À proximité de certains bureaux de vote, le ZANU-PF a installé des tables où les fonctionnaires étaient censés procéder à des sondages à la sortie des urnes. Ils ont demandé aux électeurs leurs informations personnelles et pour qui ils avaient voté, et dans certains cas ont intimidé les citoyens avant qu’ils ne votent, selon plusieurs reportages et médias sociaux.
Beaucoup avaient espéré qu’une défaite de M. Mnangagwa, ancien guérillero dans la bataille du Zimbabwe pour l’indépendance de la domination coloniale britannique, représenterait une rupture nette avec les souffrances sous M. Mugabe.
Sous la houlette de M. Mnangagwa, une inflation obscènement élevée, à trois chiffres, est revenue. On estime que 90 pour cent de la main d’œuvre occupe des petits boulots informels, comme vendre des légumes au bord de la route, tandis que les Zimbabwéens les plus instruits quittent le pays en nombre croissant à la recherche d’opportunités économiques.
Près de six Zimbabwéens sur dix pensent que la corruption s’est aggravée depuis que M. Mnangagwa a pris ses fonctions, et plus de 70 pour cent disent que le pays est aller dans la mauvaise directionselon Afrobarometer, une société de recherche non partisane qui mène des enquêtes à travers l’Afrique.

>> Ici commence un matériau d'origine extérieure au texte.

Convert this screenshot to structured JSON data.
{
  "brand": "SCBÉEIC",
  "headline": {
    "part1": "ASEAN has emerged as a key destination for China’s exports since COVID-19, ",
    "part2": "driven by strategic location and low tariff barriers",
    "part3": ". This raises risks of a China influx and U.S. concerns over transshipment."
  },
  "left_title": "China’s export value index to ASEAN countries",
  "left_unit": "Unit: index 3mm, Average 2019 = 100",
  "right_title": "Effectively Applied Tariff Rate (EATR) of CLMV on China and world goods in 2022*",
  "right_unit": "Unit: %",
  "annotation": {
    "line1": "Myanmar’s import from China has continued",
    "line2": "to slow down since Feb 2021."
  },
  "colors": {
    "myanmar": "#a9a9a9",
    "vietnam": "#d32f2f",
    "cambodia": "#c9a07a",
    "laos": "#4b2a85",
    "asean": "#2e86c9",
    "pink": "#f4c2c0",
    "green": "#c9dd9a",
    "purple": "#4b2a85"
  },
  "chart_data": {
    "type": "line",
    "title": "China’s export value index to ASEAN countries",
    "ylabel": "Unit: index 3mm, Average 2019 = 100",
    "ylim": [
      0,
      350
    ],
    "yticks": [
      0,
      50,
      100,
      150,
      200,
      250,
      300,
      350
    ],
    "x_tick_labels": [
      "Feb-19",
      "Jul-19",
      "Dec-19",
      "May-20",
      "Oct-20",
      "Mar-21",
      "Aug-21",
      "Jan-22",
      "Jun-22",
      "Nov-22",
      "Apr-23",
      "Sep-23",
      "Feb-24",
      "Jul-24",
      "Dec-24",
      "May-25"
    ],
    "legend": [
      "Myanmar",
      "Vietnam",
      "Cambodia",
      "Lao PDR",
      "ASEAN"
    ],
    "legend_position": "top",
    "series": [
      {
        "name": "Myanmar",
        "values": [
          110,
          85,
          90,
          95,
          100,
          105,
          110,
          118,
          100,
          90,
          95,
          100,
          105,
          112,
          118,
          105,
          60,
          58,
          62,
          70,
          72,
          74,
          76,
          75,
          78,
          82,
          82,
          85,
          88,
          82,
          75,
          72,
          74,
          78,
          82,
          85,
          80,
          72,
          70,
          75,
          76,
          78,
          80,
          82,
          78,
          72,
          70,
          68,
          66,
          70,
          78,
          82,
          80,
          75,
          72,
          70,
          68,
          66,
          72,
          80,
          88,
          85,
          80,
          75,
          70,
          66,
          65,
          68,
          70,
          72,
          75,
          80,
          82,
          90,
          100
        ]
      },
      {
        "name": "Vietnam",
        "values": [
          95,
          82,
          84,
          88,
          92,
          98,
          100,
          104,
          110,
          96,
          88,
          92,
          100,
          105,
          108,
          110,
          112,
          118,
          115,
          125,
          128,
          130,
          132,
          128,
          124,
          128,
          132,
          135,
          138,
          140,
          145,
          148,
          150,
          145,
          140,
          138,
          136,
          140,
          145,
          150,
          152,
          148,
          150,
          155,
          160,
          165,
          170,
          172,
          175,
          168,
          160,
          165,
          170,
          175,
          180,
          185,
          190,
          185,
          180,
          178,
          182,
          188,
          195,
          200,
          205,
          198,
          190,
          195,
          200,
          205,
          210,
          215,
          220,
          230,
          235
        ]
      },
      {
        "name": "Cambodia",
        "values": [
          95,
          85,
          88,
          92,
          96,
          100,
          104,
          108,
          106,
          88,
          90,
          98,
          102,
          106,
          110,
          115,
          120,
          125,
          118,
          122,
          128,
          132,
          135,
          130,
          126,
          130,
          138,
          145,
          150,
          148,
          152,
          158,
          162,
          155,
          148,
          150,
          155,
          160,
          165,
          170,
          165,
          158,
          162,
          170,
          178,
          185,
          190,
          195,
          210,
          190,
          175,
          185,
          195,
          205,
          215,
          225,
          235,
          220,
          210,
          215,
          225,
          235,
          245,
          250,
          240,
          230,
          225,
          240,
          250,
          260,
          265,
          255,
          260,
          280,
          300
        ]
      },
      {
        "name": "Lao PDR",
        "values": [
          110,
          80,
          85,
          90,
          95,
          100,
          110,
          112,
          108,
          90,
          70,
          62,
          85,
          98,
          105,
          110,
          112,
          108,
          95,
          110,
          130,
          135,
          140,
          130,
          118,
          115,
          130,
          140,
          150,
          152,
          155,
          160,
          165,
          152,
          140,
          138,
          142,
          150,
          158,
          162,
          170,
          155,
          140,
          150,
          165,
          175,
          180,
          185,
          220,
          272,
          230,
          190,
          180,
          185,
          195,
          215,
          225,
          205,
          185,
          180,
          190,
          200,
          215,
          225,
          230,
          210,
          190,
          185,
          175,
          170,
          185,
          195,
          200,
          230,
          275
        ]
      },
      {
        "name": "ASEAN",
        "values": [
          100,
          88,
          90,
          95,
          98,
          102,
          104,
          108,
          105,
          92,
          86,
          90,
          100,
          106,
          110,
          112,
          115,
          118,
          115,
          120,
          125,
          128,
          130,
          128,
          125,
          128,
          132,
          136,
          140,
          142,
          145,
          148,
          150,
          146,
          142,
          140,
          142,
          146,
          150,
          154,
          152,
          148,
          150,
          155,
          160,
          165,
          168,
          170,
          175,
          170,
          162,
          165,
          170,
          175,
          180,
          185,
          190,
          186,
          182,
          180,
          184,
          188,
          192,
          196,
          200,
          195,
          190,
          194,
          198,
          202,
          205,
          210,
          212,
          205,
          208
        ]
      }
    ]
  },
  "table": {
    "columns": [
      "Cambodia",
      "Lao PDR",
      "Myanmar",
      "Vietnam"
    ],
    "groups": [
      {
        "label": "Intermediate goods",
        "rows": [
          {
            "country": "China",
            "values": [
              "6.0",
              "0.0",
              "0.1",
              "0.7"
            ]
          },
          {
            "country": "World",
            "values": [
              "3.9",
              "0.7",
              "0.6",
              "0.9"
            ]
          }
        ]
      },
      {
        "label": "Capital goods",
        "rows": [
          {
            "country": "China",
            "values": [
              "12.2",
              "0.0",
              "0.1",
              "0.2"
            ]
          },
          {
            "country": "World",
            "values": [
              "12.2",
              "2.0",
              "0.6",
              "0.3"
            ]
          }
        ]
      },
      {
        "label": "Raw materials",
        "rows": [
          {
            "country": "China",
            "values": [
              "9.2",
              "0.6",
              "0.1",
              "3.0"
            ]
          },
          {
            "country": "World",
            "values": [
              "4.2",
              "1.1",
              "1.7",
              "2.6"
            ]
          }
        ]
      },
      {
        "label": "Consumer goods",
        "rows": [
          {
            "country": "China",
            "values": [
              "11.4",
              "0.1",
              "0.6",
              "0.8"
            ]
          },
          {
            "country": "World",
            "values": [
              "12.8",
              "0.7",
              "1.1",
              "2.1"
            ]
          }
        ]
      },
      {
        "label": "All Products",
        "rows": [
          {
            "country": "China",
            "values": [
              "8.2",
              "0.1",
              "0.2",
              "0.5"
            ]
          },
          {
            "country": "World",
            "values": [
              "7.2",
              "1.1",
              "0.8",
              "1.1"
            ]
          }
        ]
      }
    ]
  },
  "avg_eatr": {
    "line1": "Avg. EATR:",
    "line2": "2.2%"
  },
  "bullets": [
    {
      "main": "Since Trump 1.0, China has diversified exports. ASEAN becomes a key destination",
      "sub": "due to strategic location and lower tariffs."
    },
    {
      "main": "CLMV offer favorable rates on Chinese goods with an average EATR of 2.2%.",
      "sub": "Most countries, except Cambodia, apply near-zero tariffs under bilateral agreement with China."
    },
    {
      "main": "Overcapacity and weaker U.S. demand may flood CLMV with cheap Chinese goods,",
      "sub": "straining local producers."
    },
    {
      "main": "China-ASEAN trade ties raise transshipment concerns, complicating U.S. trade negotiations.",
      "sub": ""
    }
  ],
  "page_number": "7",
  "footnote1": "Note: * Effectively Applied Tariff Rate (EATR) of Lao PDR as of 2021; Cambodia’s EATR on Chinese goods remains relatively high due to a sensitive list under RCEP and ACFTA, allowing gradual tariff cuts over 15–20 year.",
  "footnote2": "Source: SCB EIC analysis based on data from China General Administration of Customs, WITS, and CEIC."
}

Les partisans du président et du ZANU-PF ont affirmé qu’il avait permis au pays de réussir économiquement en attirant les investisseurs malgré les barrières qu’ils estiment avoir été érigées par l’Occident. Le Zimbabwe se trouve sur les plus grandes réserves de le lithium, un minéral essentiel aux batteries des voitures électriques et d’autres technologies propres. Les entreprises chinoises ont investi des centaines de millions de dollars dans la production de lithium dans le pays.
« Le président ED Mnangagwa est aimé de nombreuses personnes en raison de sa volonté de développement », a déclaré Nyasha Musavengana, vêtue d’un T-shirt vert avec la photo du président alors qu’elle participait à un rassemblement avant les élections. « Brique par brique, étape par étape, il répare les choses au Zimbabwe. »
Bien que M. Mnangagwa ait parlé d’un engagement plus profond avec les États-Unis et l’Europe, il a également embrassé avec joie les rivaux des pays occidentaux, notamment la Chine et la Russie. Quelques semaines seulement après avoir assisté à une conférence d’affaires au Botswana organisée par les États-Unis, M. Mnangagwa était le chouchou des un sommet Russie-Afrique en juillet, où il a prononcé un discours proclamant son soutien à l’invasion de l’Ukraine par la Russie. Il aussi joyeusement a accepté le cadeau d’un hélicoptère de M. Poutine.
M. Chamisa, 45 ans, a présenté une vision totalement différente. Député depuis 20 ans, avocat et prédicateur, il a exprimé son désir de renouer avec les États-Unis et l’Europe. Il dirige un nouveau parti, la Coalition des citoyens pour le changement, et a déclaré aux Zimbabwéens qu’il proposait de mettre fin à la corruption des années passées.
« J’ai voté pour le CCC parce que j’en ai marre de souffrir », a déclaré Maggie Sibanda, 70 ans, après avoir voté près de Bulawayo. « Mes enfants sont en Afrique du Sud et ils veulent rentrer à la maison, mais comment le pourraient-ils quand les choses vont si mal ?
Tendai Marima a contribué aux reportages de Bulawayo et Harare, et Jeffrey Moyo de Harare.